Koninklijk Besluit houdende de voorwaarden voor het verkrijgen van een afwijking van het verbod honden als last- en trekdier te gebruiken

Datum 12/03/1999

Inhoud

(... - ...)

ALBERT II, Koning der Belgen,

Aan allen die nu zijn en hierna wezen zullen, Onze Groet.

Gelet op de wet van 14 augustus 1986 betreffende de bescherming en het welzijn der dieren, gewijzigd bij de wet van 4 mei 1995 inzonderheid op artikel 36, 7°;

Gelet op het koninklijk besluit van 23 september 1998 betreffende de bescherming van dieren bij wedstrijden;

Gelet op het advies van de Raad van State;

Op de voordracht van Onze Minister van landbouw en van de Kleine en Middelgrote Ondernemingen,

Hebben Wij besloten en besluiten Wij :

Artikel 1. (25/01/2019- ...)

Overeenkomstig artikel 36, 7° van de wet van 14 augustus 1986 betreffende de bescherming en het welzijn der dieren, kan de Vlaamse minister, bevoegd voor het dierenwelzijn, afwijking verlenen honden als last- en trekdier te gebruiken hetzij voor de organisatie van wedstrijden en trainingen, hetzij voor de organisatie van demonstraties overeenkomstig de bepalingen van dit besluit.

Artikel 2. (25/01/2019- ...)

De aanvraag voor het bekomen van een afwijking moet ingediend worden vóór 31 mei van elk jaar bij de Dienst.

Deze aanvraag vermeldt :
1° naam en adres van de organiserende vereniging;
2° voorziene plaats en datum van de wedstrijd of van de demonstratie;
3° in geval van een wedstrijd: een toelichting dat er voldaan is aan de voorwaarden, vermeld in artikel 3 en 4;
4° in geval van trainingen buiten de deelname aan wedstrijden: een toelichting dat er voldaan is aan de voorwaarden, vermeld in artikel 3;
5° in geval van een demonstratie: een toelichting dat er voldaan is aan de voorwaarden, vermeld in artikel 3 en 6.

Artikel 3. (26/03/2018- ...)

Om aan een wedstrijd of een demonstratie deel te nemen moeten de honden ten minste één jaar oud zijn.
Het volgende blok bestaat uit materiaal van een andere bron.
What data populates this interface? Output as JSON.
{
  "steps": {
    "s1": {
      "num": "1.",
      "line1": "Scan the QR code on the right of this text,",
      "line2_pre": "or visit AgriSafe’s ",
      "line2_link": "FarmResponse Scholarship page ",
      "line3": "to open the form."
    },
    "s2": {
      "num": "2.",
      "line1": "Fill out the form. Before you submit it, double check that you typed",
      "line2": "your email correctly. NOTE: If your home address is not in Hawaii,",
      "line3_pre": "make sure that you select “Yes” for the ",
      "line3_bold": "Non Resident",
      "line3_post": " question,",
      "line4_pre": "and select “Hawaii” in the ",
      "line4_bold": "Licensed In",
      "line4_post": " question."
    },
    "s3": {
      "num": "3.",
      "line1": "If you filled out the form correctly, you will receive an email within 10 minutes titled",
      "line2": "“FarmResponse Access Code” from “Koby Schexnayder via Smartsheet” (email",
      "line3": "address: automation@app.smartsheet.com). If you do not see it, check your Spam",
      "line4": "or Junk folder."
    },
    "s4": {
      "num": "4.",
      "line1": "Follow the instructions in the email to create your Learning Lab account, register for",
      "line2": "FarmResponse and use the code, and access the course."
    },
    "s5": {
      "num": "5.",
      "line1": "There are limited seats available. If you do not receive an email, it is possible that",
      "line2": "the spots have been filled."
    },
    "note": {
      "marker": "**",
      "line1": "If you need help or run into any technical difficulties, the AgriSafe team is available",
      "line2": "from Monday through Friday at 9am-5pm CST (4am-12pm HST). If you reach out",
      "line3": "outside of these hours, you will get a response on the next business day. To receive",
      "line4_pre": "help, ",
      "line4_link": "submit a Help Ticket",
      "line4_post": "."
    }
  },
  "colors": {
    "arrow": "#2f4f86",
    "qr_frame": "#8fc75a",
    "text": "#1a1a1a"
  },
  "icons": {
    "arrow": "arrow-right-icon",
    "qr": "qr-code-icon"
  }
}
Om aan een training deel te nemen, moeten de honden ten minste zes maanden oud zijn en moet de last die het dier moet trekken, aangepast zijn aan de lichaamsbouw van het dier.

Artikel 4. (25/01/2019- ...)

In dit artikel wordt verstaan onder sledehond: een hond die lichamelijk in staat is om een last te trekken die aan zijn mogelijkheden aangepast is, en die van nature beschikt over een drang om die last te trekken zonder dat het dierenwelzijn daarbij geschaad wordt.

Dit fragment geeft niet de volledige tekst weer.